Cette tripartition crée un spectre complet, une diversité nécessaire à la « Féminité » envisagée comme un écosystème équilibré. Chaque couleur apporte sa qualité propre à la dynamique du groupe.
La bénédiction active des mamelles et la chaîne de transformation
Le processus initié par Jenna s’amplifie : Jessie, dont les « mamelles sont activement bénies », va à son tour faire goûter son lait à son harem pour « les transformer aussi à leur tour et devenir femme en Fémunité ». C’est une chaîne de transmission matrilinéaire et fluidique, où l’essence (le lait) passe d’une génération à l’autre, créant une nouvelle lignée de femmes « transformées ».
Le rôle de Jenna : architecte génétique et gardienne des seuils
En révélant cette composition précise, Jenna montre qu’elle n’est pas une simple observatrice, mais l’architecte de ce processus. Son « programme génétique » qui ne fonctionne que « sur les brunes » au « stade 20 » doit peut-être être compris dans ce cadre plus large : chaque groupe (brun, blond, roux) aurait ses propres conditions d’accès à la « primarité ». Jenna gère ainsi un calendrier et une carte d’accès différenciés, empêchant une activation prématurée ou désordonnée.
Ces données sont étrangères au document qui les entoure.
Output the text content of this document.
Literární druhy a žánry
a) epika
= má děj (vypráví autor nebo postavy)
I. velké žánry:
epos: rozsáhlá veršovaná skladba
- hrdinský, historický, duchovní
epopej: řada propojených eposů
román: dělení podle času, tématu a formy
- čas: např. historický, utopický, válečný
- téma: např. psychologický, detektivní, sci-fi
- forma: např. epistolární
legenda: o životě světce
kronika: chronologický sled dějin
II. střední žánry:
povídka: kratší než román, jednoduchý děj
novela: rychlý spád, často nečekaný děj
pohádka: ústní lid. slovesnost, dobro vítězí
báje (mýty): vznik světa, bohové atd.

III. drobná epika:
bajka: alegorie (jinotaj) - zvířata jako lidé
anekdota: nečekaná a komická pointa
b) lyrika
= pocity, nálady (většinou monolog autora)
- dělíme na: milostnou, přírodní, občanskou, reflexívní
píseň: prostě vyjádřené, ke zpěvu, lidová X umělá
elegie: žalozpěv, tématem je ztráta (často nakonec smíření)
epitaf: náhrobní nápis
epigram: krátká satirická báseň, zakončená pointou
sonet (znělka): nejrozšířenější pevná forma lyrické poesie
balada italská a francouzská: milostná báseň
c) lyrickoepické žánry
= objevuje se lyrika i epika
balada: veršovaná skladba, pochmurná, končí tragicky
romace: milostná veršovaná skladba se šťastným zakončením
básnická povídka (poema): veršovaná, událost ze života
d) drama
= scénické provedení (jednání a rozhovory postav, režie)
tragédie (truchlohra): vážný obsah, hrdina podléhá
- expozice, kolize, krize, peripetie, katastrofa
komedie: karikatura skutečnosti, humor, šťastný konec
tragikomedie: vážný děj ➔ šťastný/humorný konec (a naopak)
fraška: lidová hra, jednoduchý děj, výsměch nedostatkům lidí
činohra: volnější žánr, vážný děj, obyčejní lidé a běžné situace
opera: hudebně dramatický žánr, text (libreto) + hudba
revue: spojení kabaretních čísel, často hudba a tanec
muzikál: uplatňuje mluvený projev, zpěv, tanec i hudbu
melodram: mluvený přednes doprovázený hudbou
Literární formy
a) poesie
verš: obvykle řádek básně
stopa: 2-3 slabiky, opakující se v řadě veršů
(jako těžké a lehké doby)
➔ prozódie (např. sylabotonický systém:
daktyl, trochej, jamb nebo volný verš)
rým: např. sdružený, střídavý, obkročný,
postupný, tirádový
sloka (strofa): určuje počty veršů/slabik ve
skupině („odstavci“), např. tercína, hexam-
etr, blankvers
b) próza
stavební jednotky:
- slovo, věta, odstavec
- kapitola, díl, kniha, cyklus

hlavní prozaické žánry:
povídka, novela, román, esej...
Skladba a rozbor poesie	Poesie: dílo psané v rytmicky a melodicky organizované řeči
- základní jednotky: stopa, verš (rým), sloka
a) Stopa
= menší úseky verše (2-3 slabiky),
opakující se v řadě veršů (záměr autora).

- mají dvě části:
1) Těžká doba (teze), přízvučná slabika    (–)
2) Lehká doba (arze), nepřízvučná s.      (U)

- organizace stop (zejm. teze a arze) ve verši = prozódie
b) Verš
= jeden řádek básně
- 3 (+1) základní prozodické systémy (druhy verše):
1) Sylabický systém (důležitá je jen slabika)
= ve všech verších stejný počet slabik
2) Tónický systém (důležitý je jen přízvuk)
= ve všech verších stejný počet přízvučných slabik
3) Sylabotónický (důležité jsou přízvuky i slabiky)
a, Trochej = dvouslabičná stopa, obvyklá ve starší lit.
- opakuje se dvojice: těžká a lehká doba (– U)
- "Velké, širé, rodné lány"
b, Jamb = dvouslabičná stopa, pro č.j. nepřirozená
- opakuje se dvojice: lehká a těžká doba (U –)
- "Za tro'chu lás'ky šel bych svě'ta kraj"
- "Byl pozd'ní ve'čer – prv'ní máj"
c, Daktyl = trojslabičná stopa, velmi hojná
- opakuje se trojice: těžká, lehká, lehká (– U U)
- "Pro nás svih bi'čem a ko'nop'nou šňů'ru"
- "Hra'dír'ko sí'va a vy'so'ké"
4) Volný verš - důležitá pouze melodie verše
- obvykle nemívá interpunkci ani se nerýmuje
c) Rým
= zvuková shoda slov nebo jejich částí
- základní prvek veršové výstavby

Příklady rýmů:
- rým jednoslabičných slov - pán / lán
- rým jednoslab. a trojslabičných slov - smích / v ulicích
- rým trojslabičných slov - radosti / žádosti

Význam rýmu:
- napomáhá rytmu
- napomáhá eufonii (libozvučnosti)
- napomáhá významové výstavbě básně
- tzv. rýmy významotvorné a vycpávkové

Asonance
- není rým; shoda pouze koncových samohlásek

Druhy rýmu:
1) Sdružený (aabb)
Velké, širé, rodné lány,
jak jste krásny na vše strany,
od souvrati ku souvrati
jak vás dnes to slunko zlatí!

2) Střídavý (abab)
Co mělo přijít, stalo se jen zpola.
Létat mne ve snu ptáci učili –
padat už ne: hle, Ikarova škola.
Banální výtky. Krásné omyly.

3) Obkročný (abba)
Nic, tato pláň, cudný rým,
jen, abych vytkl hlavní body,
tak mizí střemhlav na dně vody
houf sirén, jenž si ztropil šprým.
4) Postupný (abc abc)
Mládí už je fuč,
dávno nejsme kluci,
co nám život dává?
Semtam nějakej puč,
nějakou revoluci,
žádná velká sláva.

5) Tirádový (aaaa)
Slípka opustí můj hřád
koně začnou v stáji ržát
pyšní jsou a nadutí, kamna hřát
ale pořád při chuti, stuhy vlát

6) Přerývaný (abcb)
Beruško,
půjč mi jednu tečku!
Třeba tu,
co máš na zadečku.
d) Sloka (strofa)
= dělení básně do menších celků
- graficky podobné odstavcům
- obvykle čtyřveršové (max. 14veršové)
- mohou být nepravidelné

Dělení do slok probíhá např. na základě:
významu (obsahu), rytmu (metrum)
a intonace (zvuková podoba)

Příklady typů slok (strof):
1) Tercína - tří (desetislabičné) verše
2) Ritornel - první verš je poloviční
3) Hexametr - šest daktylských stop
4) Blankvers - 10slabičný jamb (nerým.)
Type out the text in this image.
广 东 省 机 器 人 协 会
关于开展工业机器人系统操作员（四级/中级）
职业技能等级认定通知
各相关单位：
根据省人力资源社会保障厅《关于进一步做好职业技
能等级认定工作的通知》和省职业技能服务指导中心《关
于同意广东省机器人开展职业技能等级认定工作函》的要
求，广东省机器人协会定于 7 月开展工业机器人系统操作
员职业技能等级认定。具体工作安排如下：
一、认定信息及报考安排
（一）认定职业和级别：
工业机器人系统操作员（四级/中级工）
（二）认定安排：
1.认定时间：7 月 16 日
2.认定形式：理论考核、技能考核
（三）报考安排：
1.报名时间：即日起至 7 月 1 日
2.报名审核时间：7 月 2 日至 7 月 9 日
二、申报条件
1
La « Cène » comme rituel de cohésion
La transformation de la « chambrée deux » en « Cène » pour les « surprises parties » est une sacralisation de l’espace et du temps collectif. La Cène évoque le dernier repas du Christ, un moment de communion et de transmission avant le sacrifice. Ici, il s’agit d’un rituel de plaisir et de partage (de lait, de jouets, d’expériences) qui soude le groupe des douze et les prépare à leur rôle futur. C’est une parodie sacrée, sérieuse dans son intention mais ludique dans sa forme.
La chaîne de bénédiction des mamelles
Le processus reste le même : Jessie, dont les mamelles sont « activement bénies » par le lait de Jenna, va transmettre cette bénédiction à son harem. Mais la structure précise (12 apôtresses) suggère que cette transmission ne sera pas anarchique ; elle suivra peut-être un ordre, une rotation, ou déclenchera des transformations spécifiques selon le type (brune, blonde, rousse). Le cercle des douze devient ainsi une matrice de reproduction contrôlée de la « Féminité ».
Bilan
Jenna / Jennifer Russell (narratrice)
Assume pleinement son double rôle de mère/initiatrice et de scientifique/gardienne du savoir génétique. Elle observe avec tendresse, amusement et une certaine inquiétude l’énergie déployée par Jessie et son groupe. Elle tente de canaliser cette énergie en fixant des limites (âge, critères) tout en laissant un espace d’expression libre. Elle est à la fois la source et le régulateur. Révèle ici une dimension plus calculatrice et visionnaire. Elle ne laisse pas Jessie faire n’importe quoi ; elle a en tête un schéma précis (12 apôtresses, 4 de chaque type) qui doit répondre à une logique génétique, énergétique ou symbolique. Elle est la grande prêtresse qui organise le rituel, même si elle laisse Jessie en être la figure visible.
Jessie K. Russell
Se révèle être une leader naturelle, une créatrice de communauté. Transformée par Jenna, elle reprend à son compte les codes de la Féminité (harem, transmission du lait, rituels) et les adapte à son âge et à son tempérament. Son désir de « devenir une femme comme Pippa » montre qu’elle cherche des modèles, mais son énergie est plus expansive et moins exclusive que celle de Pippa. Elle est l’architecte de sa propre « version 2 » de la Bible. Jessie est l’exécutante enthousiaste et charismatique de ce plan. Elle incarne la nouvelle génération qui reprend les codes (Bible, Cène, harem) et les remixe avec l’énergie de l’adolescence. Sa capacité à attirer et à structurer un groupe de 12 « apôtresses » montre son potentiel de leader, voire de future déesse locale.
Le harem d’adolescentes
Représente la soif de la nouvelle génération pour l’accomplissement identitaire et sensuel. Leur revendication (« on a le droit à notre primaire ») est un appel à l’accès aux mêmes transformations que leurs aînées. Elles forment un microcosme de la Féminité en devenir, diverse (brunes, blondes, rousses), exploratoire, et potentiellement révolutionnaire.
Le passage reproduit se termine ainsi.